Recent studies have shown that the microenvironment can include cancer cells and cancer-associated fibroblasts (CAFs), and that both play important roles in the progression and metastasis of CRC. Here, we aimed to analyse the expression patterns of cancer cell- and CAF-related proteins in submucosal invasive colorectal cancer (SiCRC) and whether such markers are correlated with lymph node metastasis (LNM).

Our findings showed that expression patterns of cancer cell- and CAF-related proteins may allow for stratification of patients into risk categories for LNM in SiCRC. In addition, Ki-67- and FAP-1-expressing microenvironmental cells might be helpful for identification of correlations with LNM in SiCRC.
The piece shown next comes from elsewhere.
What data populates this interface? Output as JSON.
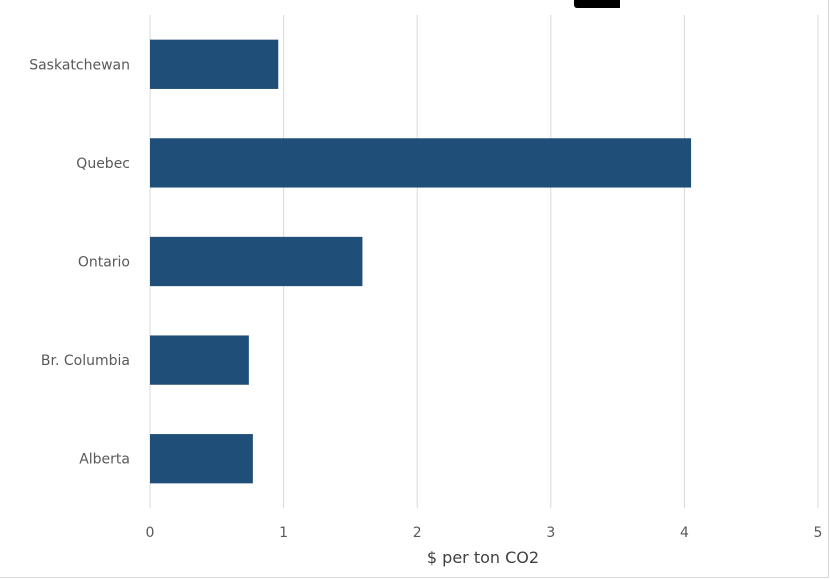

Quantitative analysis was conducted for Ki-67, p53, β-catenin and matrix metalloproteinase-7 (MMP7) to assess cancer cell markers. In addition, we examined CAF markers, including smooth muscle alpha-actin (α-SMA), CD10, podoplanin, fibroblast-specific protein 1 (FSP-1), platelet-derived growth factor receptor (PDGFR)-α, PDGFR-β, adipocyte enhancer-binding protein 1 (AEBP1), fibroblast-associated protein 1 (FAP-1), zinc finger E-box binding homeobox 1 (ZEB1) and TWIST-related protein 1 (TWIST1). In both cases, we conducted digital pathology with Aperio software. We also examined the expression patterns of biomarkers using hierarchical cluster analysis. Two subgroups were established based on the expression patterns of cancer cell- and CAF- related markers, and the associations of these subgroups with clinicopathological variables. In multivariate analysis, subgroup 2, which was characterised by high expression of Ki-67, p53, FAP-1, platelet-derived growth factor receptor (PDGFR)-α, PDGFR-β and TWIST1, was correlated with LNM (P < 0.01). Next, we examined the associations of individual biomarkers with LNM. Multivariate analysis showed that high expression levels of Ki-67 and FAP-1 were significantly associated with LNM (P < 0.05). Conclusions: Our findings showed that expression patterns of cancer cell- and CAF-related proteins may allow for stratification of patients into risk categories for LNM in SiCRC. In addition, Ki-67- and FAP-1-expressing microenvironmental cells might be helpful for identification of correlations with LNM in SiCRC.